Hi @darkn3rd,
Let me start off by saying that I don’t think Terraform is the right tool for your use-case. In fact, everything you want to achieve is doable the “Kubernetes-way”, without writing a single line of HCL (see more about this at the end).
First of all, a Kubernetes Service should not fail because the Pods didn’t come to a healthy state. A Service can exist without any Endpoints and Kubernetes should create the Load Balancer resource no matter what but maybe the Terraform provider expects a different response from the Kubernetes API, which may be part of the problem.
The biggest problem I see though is depending on a resource that’s not being created through Terraform itself. Even though the k8s Service is, the Load Balancer isn’t (it’s created by a k8s controller). There are tons of things that can go wrong in that scenario. Kubernetes can wait forever to reconcile a resource that doesn’t match its desired state. Terraform can’t, so it must make a decision.
I get your point that the data source could return an empty object. This is actually true for data sources that return lists (e.g. aws_subnets
). But if you’re adding a data source that references a single object, it’s because you want to use it somewhere else. If that object doesn’t exist, there is no point in moving forward.
In the specific case of your ELB, let’s assume, it returned an empty object. When you try to reference its dns_name
or id
in the aws_route53_record
resource, it will raise an exception since either records
or alias
must be specified. What do you do then? Even if you add some sorta condition to work around this, you would still need to re-run terraform apply
. Keep reading.
Why should Terraform delete the resources it manages because of a failure it’s not capable of tracking? If the resources were already created, why would you need to destroy them? Your apply
may be incomplete but a new plan
will figure out the differences and create the missing resources (once you’ve resolved the problem with your external resources, not being managed by Terraform).
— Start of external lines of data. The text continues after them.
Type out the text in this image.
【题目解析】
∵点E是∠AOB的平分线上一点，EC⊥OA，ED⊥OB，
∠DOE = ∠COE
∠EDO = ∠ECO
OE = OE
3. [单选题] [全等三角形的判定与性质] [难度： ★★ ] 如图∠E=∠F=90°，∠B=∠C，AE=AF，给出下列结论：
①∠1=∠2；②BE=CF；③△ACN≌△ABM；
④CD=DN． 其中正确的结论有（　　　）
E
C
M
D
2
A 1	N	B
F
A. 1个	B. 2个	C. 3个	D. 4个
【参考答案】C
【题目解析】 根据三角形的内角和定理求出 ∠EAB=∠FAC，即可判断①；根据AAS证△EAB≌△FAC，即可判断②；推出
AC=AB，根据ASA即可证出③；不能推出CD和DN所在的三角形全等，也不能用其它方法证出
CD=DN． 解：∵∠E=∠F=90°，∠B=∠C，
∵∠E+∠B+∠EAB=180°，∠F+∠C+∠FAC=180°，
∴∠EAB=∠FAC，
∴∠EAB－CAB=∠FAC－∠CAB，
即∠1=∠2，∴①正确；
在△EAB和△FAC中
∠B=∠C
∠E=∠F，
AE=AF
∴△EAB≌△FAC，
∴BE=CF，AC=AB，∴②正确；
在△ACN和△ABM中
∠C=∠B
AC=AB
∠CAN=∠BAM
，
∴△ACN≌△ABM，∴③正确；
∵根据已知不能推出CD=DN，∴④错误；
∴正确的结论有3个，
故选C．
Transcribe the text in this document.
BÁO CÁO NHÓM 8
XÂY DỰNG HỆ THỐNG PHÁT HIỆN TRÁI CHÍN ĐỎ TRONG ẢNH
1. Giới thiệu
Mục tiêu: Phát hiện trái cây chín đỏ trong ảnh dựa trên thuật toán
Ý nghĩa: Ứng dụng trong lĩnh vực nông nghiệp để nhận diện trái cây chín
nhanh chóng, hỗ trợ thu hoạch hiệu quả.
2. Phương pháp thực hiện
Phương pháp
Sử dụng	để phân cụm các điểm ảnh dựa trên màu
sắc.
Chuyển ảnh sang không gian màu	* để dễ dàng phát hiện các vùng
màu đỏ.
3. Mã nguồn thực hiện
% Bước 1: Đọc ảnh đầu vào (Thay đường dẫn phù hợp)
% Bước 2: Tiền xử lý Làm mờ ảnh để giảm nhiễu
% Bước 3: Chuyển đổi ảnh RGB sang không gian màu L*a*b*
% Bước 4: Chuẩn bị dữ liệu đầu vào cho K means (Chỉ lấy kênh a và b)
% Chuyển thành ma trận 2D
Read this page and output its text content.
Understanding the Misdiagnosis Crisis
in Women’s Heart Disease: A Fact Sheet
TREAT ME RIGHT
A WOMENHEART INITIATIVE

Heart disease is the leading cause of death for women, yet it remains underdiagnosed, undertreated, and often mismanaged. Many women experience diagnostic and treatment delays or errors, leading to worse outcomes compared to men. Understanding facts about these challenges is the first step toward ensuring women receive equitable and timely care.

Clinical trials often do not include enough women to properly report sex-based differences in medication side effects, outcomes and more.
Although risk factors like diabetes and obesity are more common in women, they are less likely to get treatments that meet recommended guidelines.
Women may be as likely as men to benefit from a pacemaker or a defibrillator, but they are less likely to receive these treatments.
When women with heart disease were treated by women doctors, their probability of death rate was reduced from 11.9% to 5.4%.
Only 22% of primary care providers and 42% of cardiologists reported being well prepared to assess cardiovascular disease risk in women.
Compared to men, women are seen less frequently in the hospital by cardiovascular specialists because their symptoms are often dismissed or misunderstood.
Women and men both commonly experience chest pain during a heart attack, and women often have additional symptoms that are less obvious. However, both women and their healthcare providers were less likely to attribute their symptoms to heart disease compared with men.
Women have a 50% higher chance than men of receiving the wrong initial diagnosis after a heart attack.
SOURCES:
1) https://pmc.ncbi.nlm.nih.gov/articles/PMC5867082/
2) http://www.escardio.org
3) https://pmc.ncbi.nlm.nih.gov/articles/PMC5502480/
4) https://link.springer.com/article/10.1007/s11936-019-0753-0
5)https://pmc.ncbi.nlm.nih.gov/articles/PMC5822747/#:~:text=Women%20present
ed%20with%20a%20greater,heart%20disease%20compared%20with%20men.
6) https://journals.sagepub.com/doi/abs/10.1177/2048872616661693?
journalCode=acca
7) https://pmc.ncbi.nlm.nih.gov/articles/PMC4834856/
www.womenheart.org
I’m not excluding the possibility of a weird behavior of the Kubernetes provider but in general, you wouldn’t need to recreate failed resources (because they wouldn’t have been added to the state in the first place - if that’s your case, maybe you should raise a bug on the provider’s Github repo).
Depending on what you have to do to fix the problem that occurred outside of Terraform’s control, you may need to reimport the resources it manages, which brings me to my next topic.
It’s true that Terraform has some limitations in that regard because it uses HCL which is a configuration language, not a procedural one, and it does assume a few things:
- If the resource exists, it should either be read as a data source or be imported to the state as a managed resource
- If it doesn’t, it will be created and managed by it
- Once managed, a resource should not be modified outside of Terraform because Terraform will attempt to return it to its desired state.
Some of these limitations could be easily overcome by using the Terraform CDK. That does not mean that Terraform as a platform is a “FAIL” though.
=== Alternatives ===
Based on what you explained your use-case is, I’d probably use the following approach:
- ACM certificate with wildcard for all k8s Ingresses (e.g. “*.domain.com”)
-
AWS Load Balancer controller as the Ingress Controller
- it manages ALB listener rules, target groups, and ACM certificates for Ingresses automatically
- Kubernetes deployments via FluxCD or ArgoCD using Helm charts
- charts include an Ingress template for services that need to be exposed
-
ExternalDNS makes sure the Ingress hostnames are created in Route53 as CNAME records pointing to the ALBs DNS name.